Fenoli e chetoni vengono scaricati. Noi dobbiamo TRASCORRERE PIÙ TEMPO a studiare la vostra situazione gerarchica.

— Io sono un pesce piccolo — disse lui ad alta voce. — Più piccolo ancora, adesso.

XXXV

Il fuoco scoppiettava gagliardamente, proiettando le tre alte ombre nere sulle storiche e antiche costruzioni di Fort Tejon. In piedi e con le spalle alla fiamma, la leggera gonna che le svolazzava attorno nella fredda brezza serotina, April Ulam si strinse le braccia al petto. Jerry depose il ramo con cui aveva attizzato i ceppi e si volse al fratello. — Allora cos’è che abbiamo visto?

— L’inferno — dichiarò fermamente John.

— Abbiamo visto Los Angeles, signori — disse April dal buio.

— Io non ho riconosciuto niente - sbottò John. — Non era neanche come Livermore, o i campi delle fattorie. Voglio dire…

— Non c’era niente di reale là — terminò Jerry per lui. — Solo un gran… roteare.

April si avvicinò e sedette su un ciocco aggiustandosi la veste sulle ginocchia. — Penso che ciascuno di noi dovrebbe dire ciò che ha visto, descrivendolo meglio che può. Comincerò io, se volete.

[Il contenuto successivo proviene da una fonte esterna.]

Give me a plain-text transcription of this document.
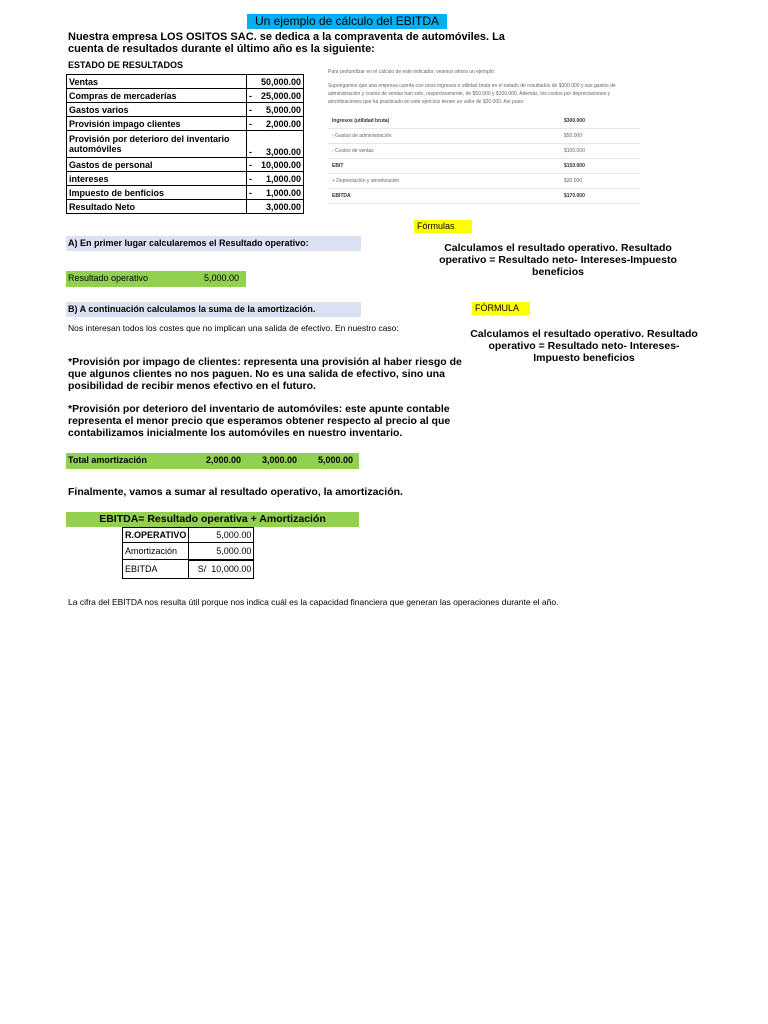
Un ejemplo de cálculo del EBITDA
Nuestra empresa LOS OSITOS SAC. se dedica a la compraventa de automóviles. La cuenta de resultados durante el último año es la siguiente:
ESTADO DE RESULTADOS
Ventas	50,000.00
Compras de mercaderías	- 25,000.00
Gastos varios	- 5,000.00
Provisión impago clientes	- 2,000.00
Provisión por deterioro del inventario automóviles	- 3,000.00
Gastos de personal	- 10,000.00
intereses	- 1,000.00
Impuesto de benficios	- 1,000.00
Resultado Neto	3,000.00
Para profundizar en el cálculo de este indicador, veamos ahora un ejemplo:
Supongamos que una empresa cuenta con unos ingresos o utilidad bruta en el estado de resultados de $300.000 y sus gastos de administración y costos de ventas han sido, respectivamente, de $50.000 y $100.000. Además, los costos por depreciaciones y amortizaciones que ha practicado en este ejercicio tienen un valor de $20.000. Así pues:
Ingresos (utilidad bruta)	$300.000
- Gastos de administración	$50.000
- Costos de ventas	$100.000
EBIT	$150.000
+ Depreciación y amortización	$20.000
EBITDA	$170.000
Fórmulas
Calculamos el resultado operativo. Resultado operativo = Resultado neto- Intereses-Impuesto beneficios
A) En primer lugar calcularemos el Resultado operativo:
Resultado operativo	5,000.00
B) A continuación calculamos la suma de la amortización.	FÓRMULA
Calculamos el resultado operativo. Resultado operativo = Resultado neto- Intereses-Impuesto beneficios
Nos interesan todos los costes que no implican una salida de efectivo. En nuestro caso:
*Provisión por impago de clientes: representa una provisión al haber riesgo de que algunos clientes no nos paguen. No es una salida de efectivo, sino una posibilidad de recibir menos efectivo en el futuro.
*Provisión por deterioro del inventario de automóviles: este apunte contable representa el menor precio que esperamos obtener respecto al precio al que contabilizamos inicialmente los automóviles en nuestro inventario.
Total amortización	2,000.00 3,000.00 5,000.00
Finalmente, vamos a sumar al resultado operativo, la amortización.
EBITDA= Resultado operativa + Amortización
R.OPERATIVO	5,000.00
Amortización	5,000.00
EBITDA	S/  10,000.00
La cifra del EBITDA nos resulta útil porque nos indica cuál es la capacidad financiera que generan las operaciones durante el año.
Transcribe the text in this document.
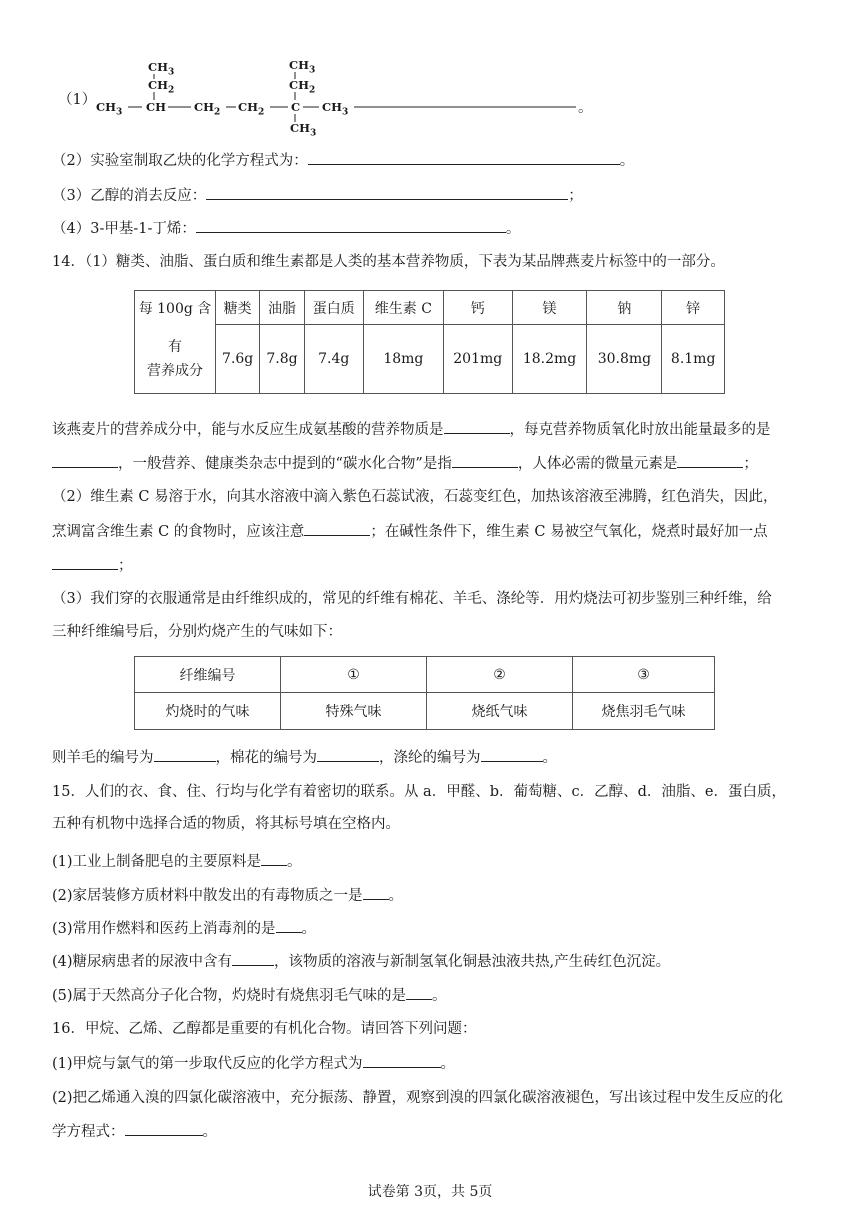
（1）
$CH_3$
$CH_2$
$CH_3$
$CH_2$
$CH_3$ CH $CH_2$ $CH_2$ C $CH_3$
$CH_3$
。
（2）实验室制取乙炔的化学方程式为：	。
（3）乙醇的消去反应：	；
（4）3-甲基-1-丁烯：	。
14．（1）糖类、油脂、蛋白质和维生素都是人类的基本营养物质，下表为某品牌燕麦片标签中的一部分。
每 100g 含	糖类	油脂	蛋白质	维生素 C	钙	镁	钠	锌

有
营养成分	7.6g	7.8g	7.4g	18mg	201mg	18.2mg	30.8mg	8.1mg
该燕麦片的营养成分中，能与水反应生成氨基酸的营养物质是	，每克营养物质氧化时放出能量最多的是
，一般营养、健康类杂志中提到的“碳水化合物”是指	，人体必需的微量元素是	；
（2）维生素 C 易溶于水，向其水溶液中滴入紫色石蕊试液，石蕊变红色，加热该溶液至沸腾，红色消失，因此，
烹调富含维生素 C 的食物时，应该注意	；在碱性条件下，维生素 C 易被空气氧化，烧煮时最好加一点
；
（3）我们穿的衣服通常是由纤维织成的，常见的纤维有棉花、羊毛、涤纶等．用灼烧法可初步鉴别三种纤维，给
三种纤维编号后，分别灼烧产生的气味如下：
纤维编号	①	②	③
灼烧时的气味	特殊气味	烧纸气味	烧焦羽毛气味
则羊毛的编号为	，棉花的编号为	，涤纶的编号为	。
15．人们的衣、食、住、行均与化学有着密切的联系。从 a．甲醛、b．葡萄糖、c．乙醇、d．油脂、e．蛋白质，
五种有机物中选择合适的物质，将其标号填在空格内。
(1)工业上制备肥皂的主要原料是 。
(2)家居装修方质材料中散发出的有毒物质之一是 。
(3)常用作燃料和医药上消毒剂的是 。
(4)糖尿病患者的尿液中含有	，该物质的溶液与新制氢氧化铜悬浊液共热,产生砖红色沉淀。
(5)属于天然高分子化合物，灼烧时有烧焦羽毛气味的是 。
16．甲烷、乙烯、乙醇都是重要的有机化合物。请回答下列问题：
(1)甲烷与氯气的第一步取代反应的化学方程式为	。
(2)把乙烯通入溴的四氯化碳溶液中，充分振荡、静置，观察到溴的四氯化碳溶液褪色，写出该过程中发生反应的化
学方程式：	。
试卷第 3页，共 5页
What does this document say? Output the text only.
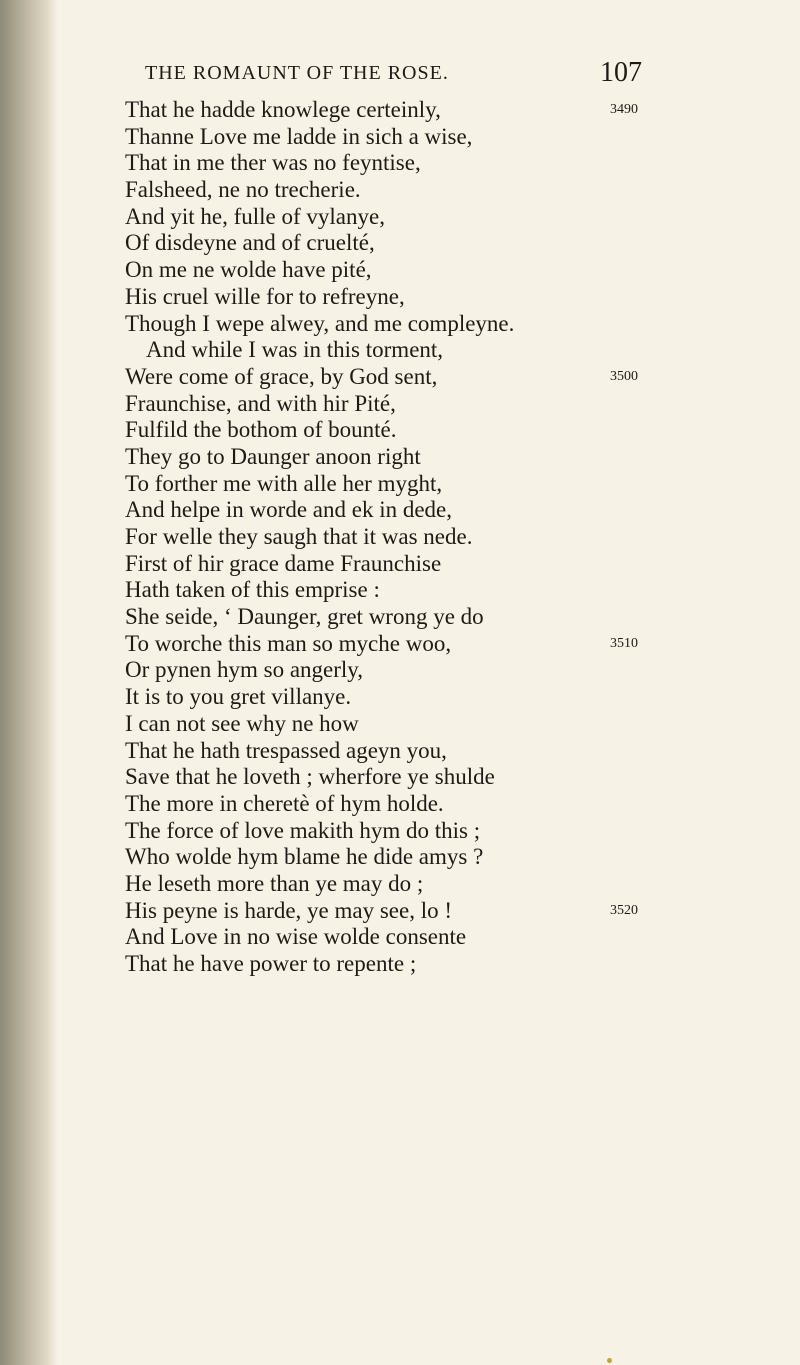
THE ROMAUNT OF THE ROSE.	107
That he hadde knowlege certeinly,	3490
Thanne Love me ladde in sich a wise,
That in me ther was no feyntise,
Falsheed, ne no trecherie.
And yit he, fulle of vylanye,
Of disdeyne and of cruelté,
On me ne wolde have pité,
His cruel wille for to refreyne,
Though I wepe alwey, and me compleyne.
And while I was in this torment,
Were come of grace, by God sent,	3500
Fraunchise, and with hir Pité,
Fulfild the bothom of bounté.
They go to Daunger anoon right
To forther me with alle her myght,
And helpe in worde and ek in dede,
For welle they saugh that it was nede.
First of hir grace dame Fraunchise
Hath taken of this emprise :
She seide, ‘ Daunger, gret wrong ye do
To worche this man so myche woo,	3510
Or pynen hym so angerly,
It is to you gret villanye.
I can not see why ne how
That he hath trespassed ageyn you,
Save that he loveth ; wherfore ye shulde
The more in cheretè of hym holde.
The force of love makith hym do this ;
Who wolde hym blame he dide amys ?
He leseth more than ye may do ;
His peyne is harde, ye may see, lo !	3520
And Love in no wise wolde consente
That he have power to repente ;
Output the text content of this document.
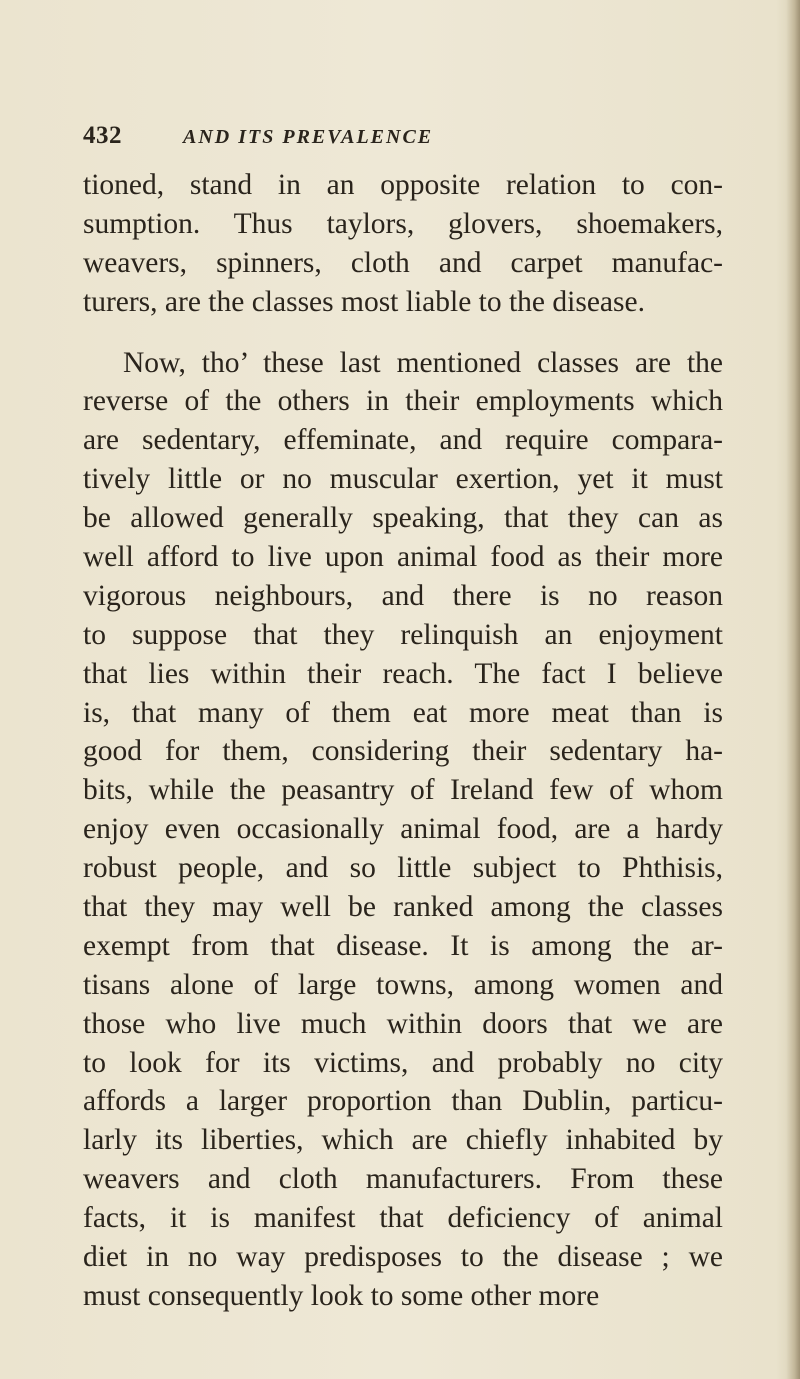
432	AND ITS PREVALENCE
tioned, stand in an opposite relation to con-
sumption. Thus taylors, glovers, shoemakers,
weavers, spinners, cloth and carpet manufac-
turers, are the classes most liable to the disease.
Now, tho’ these last mentioned classes are the
reverse of the others in their employments which
are sedentary, effeminate, and require compara-
tively little or no muscular exertion, yet it must
be allowed generally speaking, that they can as
well afford to live upon animal food as their more
vigorous neighbours, and there is no reason
to suppose that they relinquish an enjoyment
that lies within their reach. The fact I believe
is, that many of them eat more meat than is
good for them, considering their sedentary ha-
bits, while the peasantry of Ireland few of whom
enjoy even occasionally animal food, are a hardy
robust people, and so little subject to Phthisis,
that they may well be ranked among the classes
exempt from that disease. It is among the ar-
tisans alone of large towns, among women and
those who live much within doors that we are
to look for its victims, and probably no city
affords a larger proportion than Dublin, particu-
larly its liberties, which are chiefly inhabited by
weavers and cloth manufacturers. From these
facts, it is manifest that deficiency of animal
diet in no way predisposes to the disease ; we
must consequently look to some other more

Jerry scosse le spalle. John continuò a fissare nel fuoco.

— Credo d’avere riconosciuto la forma della San Fernando Valley. Sono dieci anni dall’ultima volta che ho visitato Los Angeles, ma non ho scordato quelle colline, e c’erano anche Burbank e Glendale… solo che non ricordo bene com’erano a quel tempo. C’era molto smog e faceva caldo, al contrario di oggi.